Deve-se também melhorar a acessibilidade aos transportes públicos através da adaptação do espaço público, nomeadamente as paragens de autocarro com instalação de placas com horários, números das carreiras e os respectivos destinos. Mas existem outras possibilidades que poderão estar no Plano Municipal de Mobilidade, outras formas rápidas, sem constrangerem o transito e seguindo os modelos de outras cidades europeias.

Considera que o centro histórico não deve ser aberto a mais automóveis. Que modelo alternativo propõe para dinamizar esta zona sem comprometer a qualidade de vida dos moradores?

Não propomos a proibição de carros no centro histórico, propomos sim pedonalizar algumas ruas após a sua reabilitação, consensualizadas entre moradores, comerciantes e uma unidade de missão a criar. Esta medida deve ser acompanhadas com a criação de novos parques de estacionamento, com implementação de bolsas de estacionamento exclusivo para residentes. Certo é que os moradores terão sempre acesso por viatura às suas casas para poderem deixar alguém de mobilidade reduzida, compras, moveis, etc.

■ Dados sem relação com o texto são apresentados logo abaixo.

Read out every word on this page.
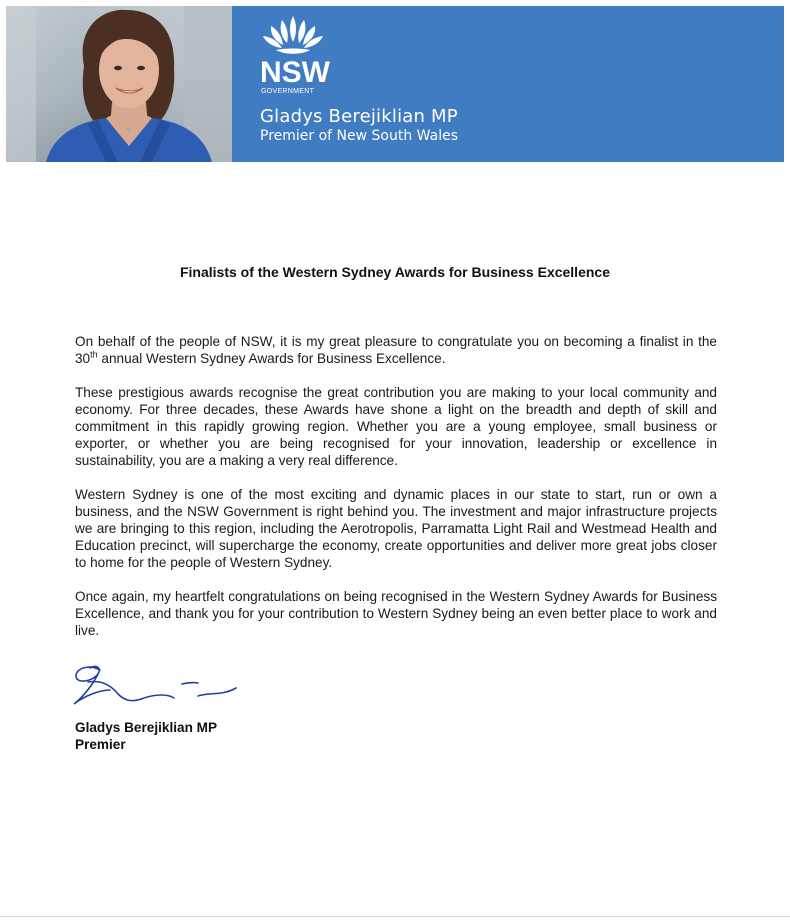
NSW
GOVERNMENT
Gladys Berejiklian MP
Premier of New South Wales
Finalists of the Western Sydney Awards for Business Excellence

On behalf of the people of NSW, it is my great pleasure to congratulate you on becoming a finalist in the 30th annual Western Sydney Awards for Business Excellence.

These prestigious awards recognise the great contribution you are making to your local community and economy. For three decades, these Awards have shone a light on the breadth and depth of skill and commitment in this rapidly growing region. Whether you are a young employee, small business or exporter, or whether you are being recognised for your innovation, leadership or excellence in sustainability, you are a making a very real difference.

Western Sydney is one of the most exciting and dynamic places in our state to start, run or own a business, and the NSW Government is right behind you. The investment and major infrastructure projects we are bringing to this region, including the Aerotropolis, Parramatta Light Rail and Westmead Health and Education precinct, will supercharge the economy, create opportunities and deliver more great jobs closer to home for the people of Western Sydney.

Once again, my heartfelt congratulations on being recognised in the Western Sydney Awards for Business Excellence, and thank you for your contribution to Western Sydney being an even better place to work and live.

Gladys Berejiklian MP
Premier
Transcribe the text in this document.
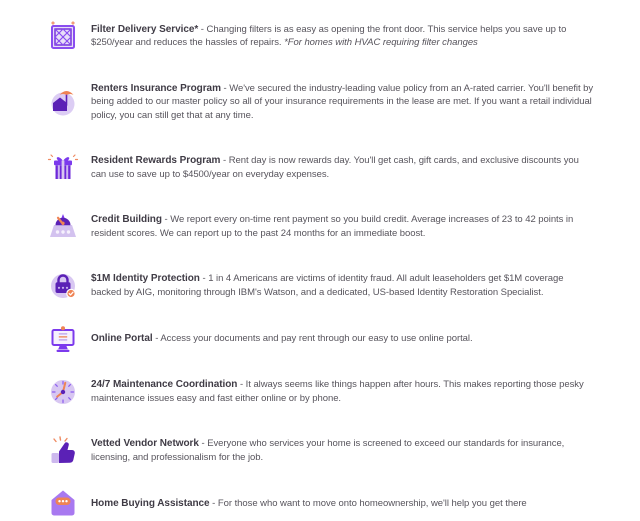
Filter Delivery Service* - Changing filters is as easy as opening the front door. This service helps you save up to $250/year and reduces the hassles of repairs. *For homes with HVAC requiring filter changes

Renters Insurance Program - We've secured the industry-leading value policy from an A-rated carrier. You'll benefit by being added to our master policy so all of your insurance requirements in the lease are met. If you want a retail individual policy, you can still get that at any time.

Resident Rewards Program - Rent day is now rewards day. You'll get cash, gift cards, and exclusive discounts you can use to save up to $4500/year on everyday expenses.

Credit Building - We report every on-time rent payment so you build credit. Average increases of 23 to 42 points in resident scores. We can report up to the past 24 months for an immediate boost.

$1M Identity Protection - 1 in 4 Americans are victims of identity fraud. All adult leaseholders get $1M coverage backed by AIG, monitoring through IBM's Watson, and a dedicated, US-based Identity Restoration Specialist.

Online Portal - Access your documents and pay rent through our easy to use online portal.

24/7 Maintenance Coordination - It always seems like things happen after hours. This makes reporting those pesky maintenance issues easy and fast either online or by phone.

Vetted Vendor Network - Everyone who services your home is screened to exceed our standards for insurance, licensing, and professionalism for the job.

Home Buying Assistance - For those who want to move onto homeownership, we'll help you get there
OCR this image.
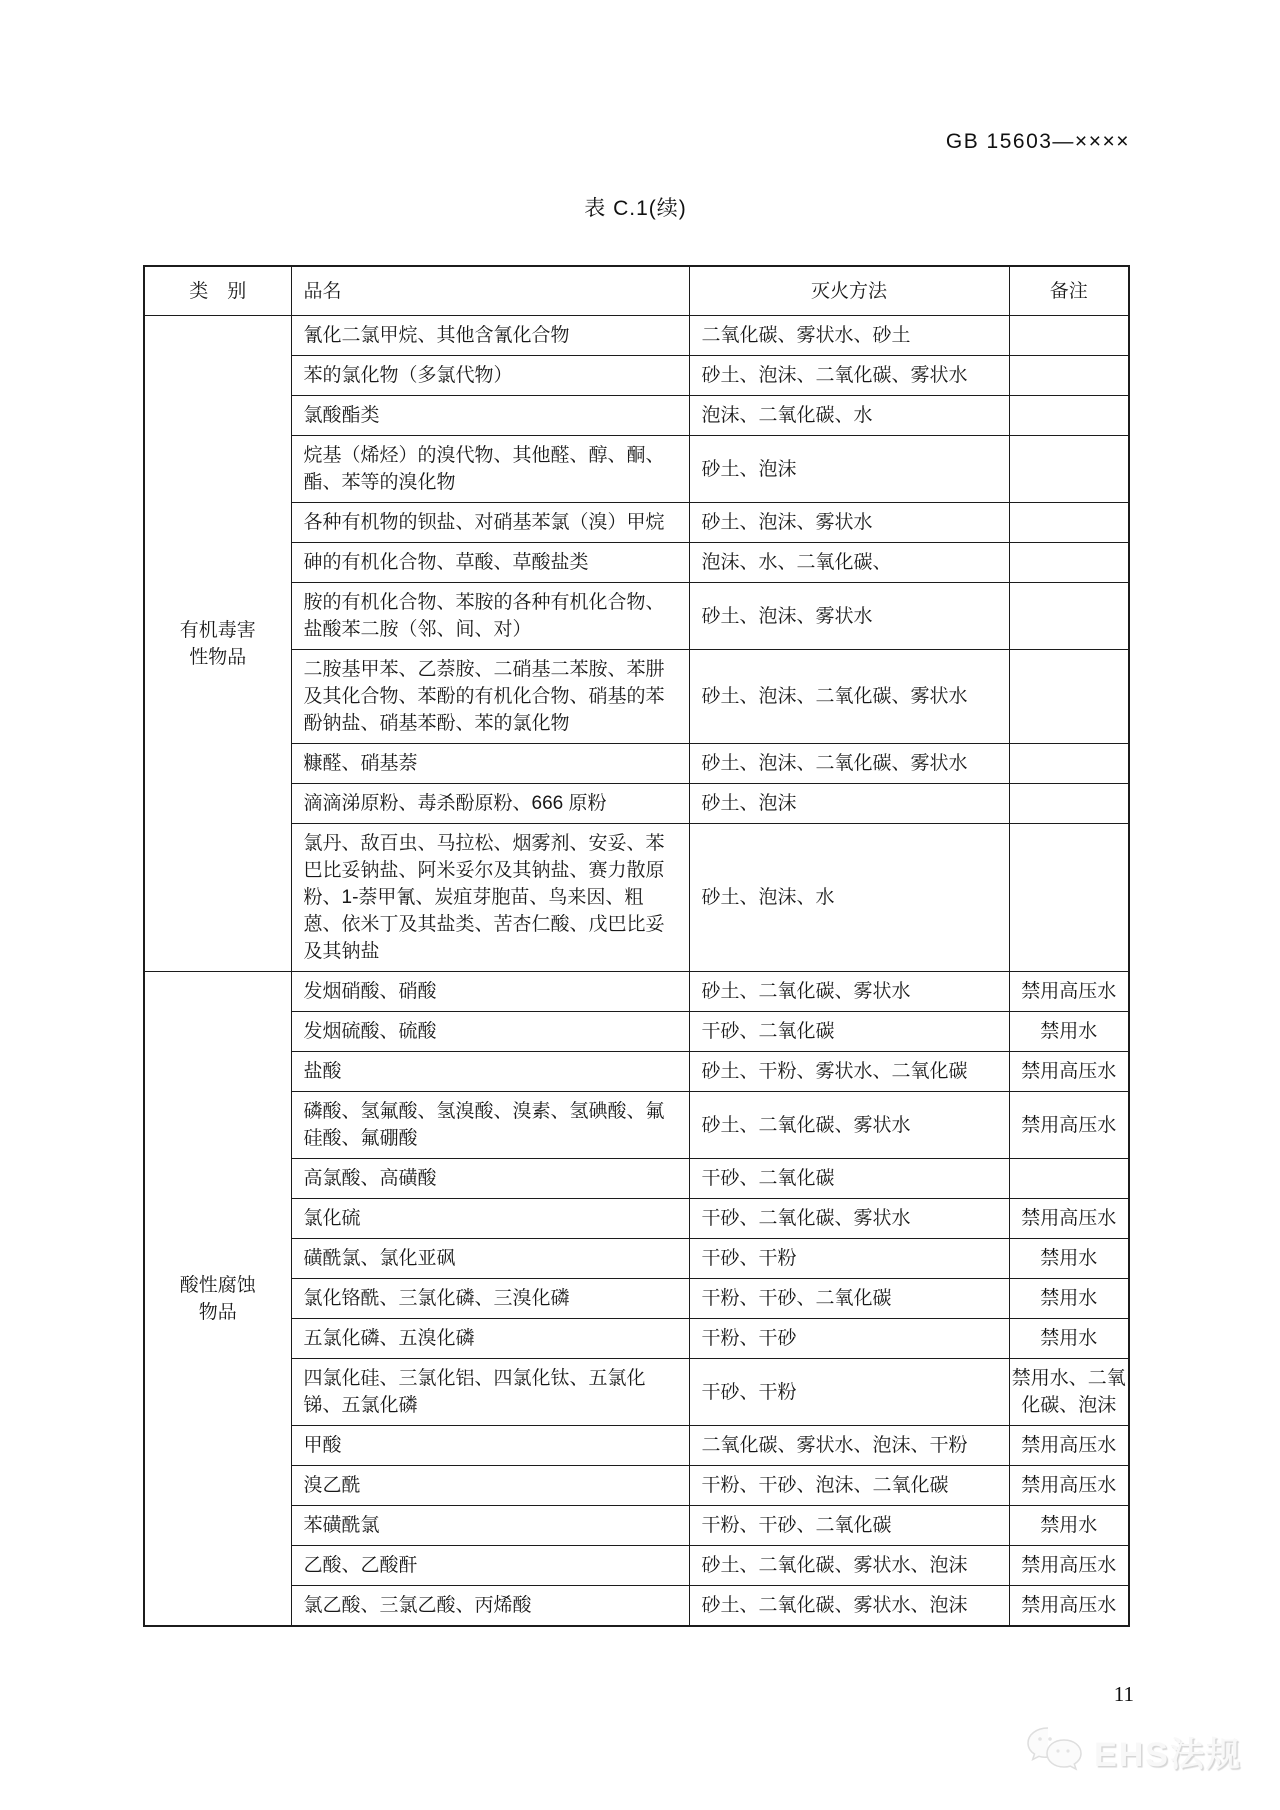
GB 15603—××××
表 C.1(续)
类　别	品名	灭火方法	备注
有机毒害性物品	氰化二氯甲烷、其他含氰化合物	二氧化碳、雾状水、砂土	
	苯的氯化物（多氯代物）	砂土、泡沫、二氧化碳、雾状水	
	氯酸酯类	泡沫、二氧化碳、水	
	烷基（烯烃）的溴代物、其他醛、醇、酮、酯、苯等的溴化物	砂土、泡沫	
	各种有机物的钡盐、对硝基苯氯（溴）甲烷	砂土、泡沫、雾状水	
	砷的有机化合物、草酸、草酸盐类	泡沫、水、二氧化碳、	
	胺的有机化合物、苯胺的各种有机化合物、盐酸苯二胺（邻、间、对）	砂土、泡沫、雾状水	
	二胺基甲苯、乙萘胺、二硝基二苯胺、苯肼及其化合物、苯酚的有机化合物、硝基的苯酚钠盐、硝基苯酚、苯的氯化物	砂土、泡沫、二氧化碳、雾状水	
	糠醛、硝基萘	砂土、泡沫、二氧化碳、雾状水	
	滴滴涕原粉、毒杀酚原粉、666 原粉	砂土、泡沫	
	氯丹、敌百虫、马拉松、烟雾剂、安妥、苯巴比妥钠盐、阿米妥尔及其钠盐、赛力散原粉、1-萘甲氰、炭疽芽胞苗、鸟来因、粗蒽、依米丁及其盐类、苦杏仁酸、戊巴比妥及其钠盐	砂土、泡沫、水	
酸性腐蚀物品	发烟硝酸、硝酸	砂土、二氧化碳、雾状水	禁用高压水
	发烟硫酸、硫酸	干砂、二氧化碳	禁用水
	盐酸	砂土、干粉、雾状水、二氧化碳	禁用高压水
	磷酸、氢氟酸、氢溴酸、溴素、氢碘酸、氟硅酸、氟硼酸	砂土、二氧化碳、雾状水	禁用高压水
	高氯酸、高磺酸	干砂、二氧化碳	
	氯化硫	干砂、二氧化碳、雾状水	禁用高压水
	磺酰氯、氯化亚砜	干砂、干粉	禁用水
	氯化铬酰、三氯化磷、三溴化磷	干粉、干砂、二氧化碳	禁用水
	五氯化磷、五溴化磷	干粉、干砂	禁用水
	四氯化硅、三氯化铝、四氯化钛、五氯化锑、五氯化磷	干砂、干粉	禁用水、二氧化碳、泡沫
	甲酸	二氧化碳、雾状水、泡沫、干粉	禁用高压水
	溴乙酰	干粉、干砂、泡沫、二氧化碳	禁用高压水
	苯磺酰氯	干粉、干砂、二氧化碳	禁用水
	乙酸、乙酸酐	砂土、二氧化碳、雾状水、泡沫	禁用高压水
	氯乙酸、三氯乙酸、丙烯酸	砂土、二氧化碳、雾状水、泡沫	禁用高压水
11
EHS法规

Naturalmente que alguns comerciantes receiam diminuição de vendas, no entanto as provas sugerem que os centros históricos que restringiram a utilização do automóvel, a redução de compradores que chegam de carro foi compensada por um aumento significativo de pessoas que chegam a pé ou de transportes públicos. Um estudo de 2016 em mais de 100 cidades mostrou que a afluência de pessoas às ruas para peões aumentou as vendas a retalho em 49%. Outro estudo de 2019 sobre a zona de baixas emissões “Madrid Central” concluiu que as vendas aumentaram durante o período de Natal em comparação com o ano anterior. Em Oslo, onde o automóvel foi consideravelmente reduzido desde 2016, não houve queda de vendas. Mas o Centro histórico necessita mesmo é de uma unidade de missão tecnicamente apetrechada e que saiba dialogar com moradores e comerciantes.

Apresenta uma equipa jovem, com nomes como Jéssica Vassalo e Francisco Vicente. Que papel considera que terão na definição e execução do projecto político da coligação?

Da mesma forma que acredito que uma cidade para ser viva e continuar a crescer necessita de todos, porque é da diversidade que saem as melhores soluções, acredito o mesmo para as equipas que se apresentam a eleições. Equipas intergeracionais, com diferentes vivências trazem naturalmente soluções diversas. Além de que não os vejo apenas como representantes dos jovens, mas como pessoas com enorme influência nas propostas que a coligação apresenta para Santarém. O nosso projecto político é colaborativo, com contributos de todos e todas que se apresentam nas nossas listas. Não creditamos em homens ou mulheres providenciais, mas em equipas que trabalhem em conjunto para o bem comum.